The food safety information pack is an interactive teaching resource which sets out the simple rules of food hygiene and their importance in helping reduce the risk of food poisoning
Speaking after joining pupils of St Augustine's in Edinburgh at their Monday Home Economics class, Ms Deacon, said:
"It is important that young people in our schools have the opportunity to learn simple rules of food hygiene which will stay with them for life. We want to help them to understand why these simple 'do's and don'ts' are so important in helping reduce the risk of food poisoning. Remember, food poisoning can effect anyone at any age. My hope is that this initiative - with the support of pupils and teachers - can make food poisoning a thing of the past in our schools and communities around Scotland.
Sam Galbraith added:
"Better food safety is all about better education. That means starting the education process with our young people and through our schools. These new packs use fresh, modern presentation techniques to help children learn about the dangers of food poisoning, the damage of food poisoning,
and what they can do to reduce the risks of food poisoning. I hope this generation will learn from the mistakes of the past and take these messages on board."
1. EU funding for this campaign amounted to £370,000 for the UK.
2. The teaching pack was produced by the Health Education Authority in conjunction with a consortium of organisations including Scottish Executive; Health Education Board for Scotland; Scottish Consumer Council; Royal Environmental Health Institute for Scotland and National Farmers Union for Scotland
3. The new teaching pack is designed for use by Home Economics teachers in Scotland and throughout the rest of the UK and will supplement existing education material. Pupils should enjoy following 'Doof' an alien who has crash landed on earth, as he learns about food hygiene, with the help of 'Mic-Robe' - a computer robot with lots of information and lots of attitude.

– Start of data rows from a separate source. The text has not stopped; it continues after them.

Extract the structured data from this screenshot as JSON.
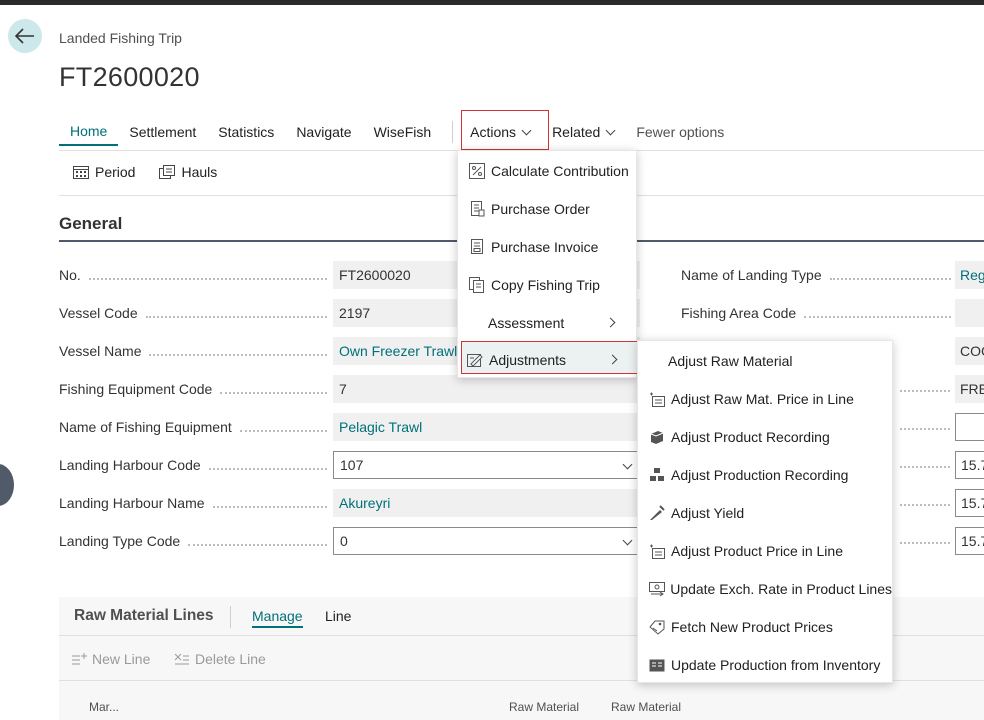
{
  "page": {
    "caption": "Landed Fishing Trip",
    "title": "FT2600020"
  },
  "actionbar": {
    "tabs": [
      "Home",
      "Settlement",
      "Statistics",
      "Navigate",
      "WiseFish"
    ],
    "actions": "Actions",
    "related": "Related",
    "fewer": "Fewer options"
  },
  "promoted": {
    "period": "Period",
    "hauls": "Hauls"
  },
  "general": {
    "title": "General",
    "fields": [
      {
        "label": "No.",
        "value": "FT2600020"
      },
      {
        "label": "Vessel Code",
        "value": "2197"
      },
      {
        "label": "Vessel Name",
        "value": "Own Freezer Trawle"
      },
      {
        "label": "Fishing Equipment Code",
        "value": "7"
      },
      {
        "label": "Name of Fishing Equipment",
        "value": "Pelagic Trawl"
      },
      {
        "label": "Landing Harbour Code",
        "value": "107"
      },
      {
        "label": "Landing Harbour Name",
        "value": "Akureyri"
      },
      {
        "label": "Landing Type Code",
        "value": "0"
      }
    ],
    "right_fields": [
      {
        "label": "Name of Landing Type",
        "value": "Reg"
      },
      {
        "label": "Fishing Area Code",
        "value": ""
      }
    ],
    "right_values": [
      "COC",
      "FRE",
      "",
      "15.7",
      "15.7",
      "15.7"
    ]
  },
  "actions_menu": [
    {
      "label": "Calculate Contribution",
      "icon": "percent-icon"
    },
    {
      "label": "Purchase Order",
      "icon": "order-icon"
    },
    {
      "label": "Purchase Invoice",
      "icon": "invoice-icon"
    },
    {
      "label": "Copy Fishing Trip",
      "icon": "copy-icon"
    },
    {
      "label": "Assessment",
      "icon": ""
    },
    {
      "label": "Adjustments",
      "icon": "adjust-icon"
    }
  ],
  "adjustments_menu": [
    "Adjust Raw Material",
    "Adjust Raw Mat. Price in Line",
    "Adjust Product Recording",
    "Adjust Production Recording",
    "Adjust Yield",
    "Adjust Product Price in Line",
    "Update Exch. Rate in Product Lines",
    "Fetch New Product Prices",
    "Update Production from Inventory"
  ],
  "lines": {
    "title": "Raw Material Lines",
    "tabs": [
      "Manage",
      "Line"
    ],
    "new_line": "New Line",
    "delete_line": "Delete Line",
    "columns": [
      "Mar...",
      "Raw Material",
      "Raw Material"
    ]
  },
  "colors": {
    "accent": "#00707a",
    "highlight_border": "#d13438"
  }
}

This UK initiative was funded as part of a European Union-wide Food Safety Information Campaign funded by the European Commission and reflects the results of a Eurobarometer survey which revealed strong consumer concern across the EU about the safety of food products.
4. Information pack sent to every school in Scotland and the rest of the UK.
5. As part of same initiative, information packs are currently being developed for use in primary schools and will be available early next year.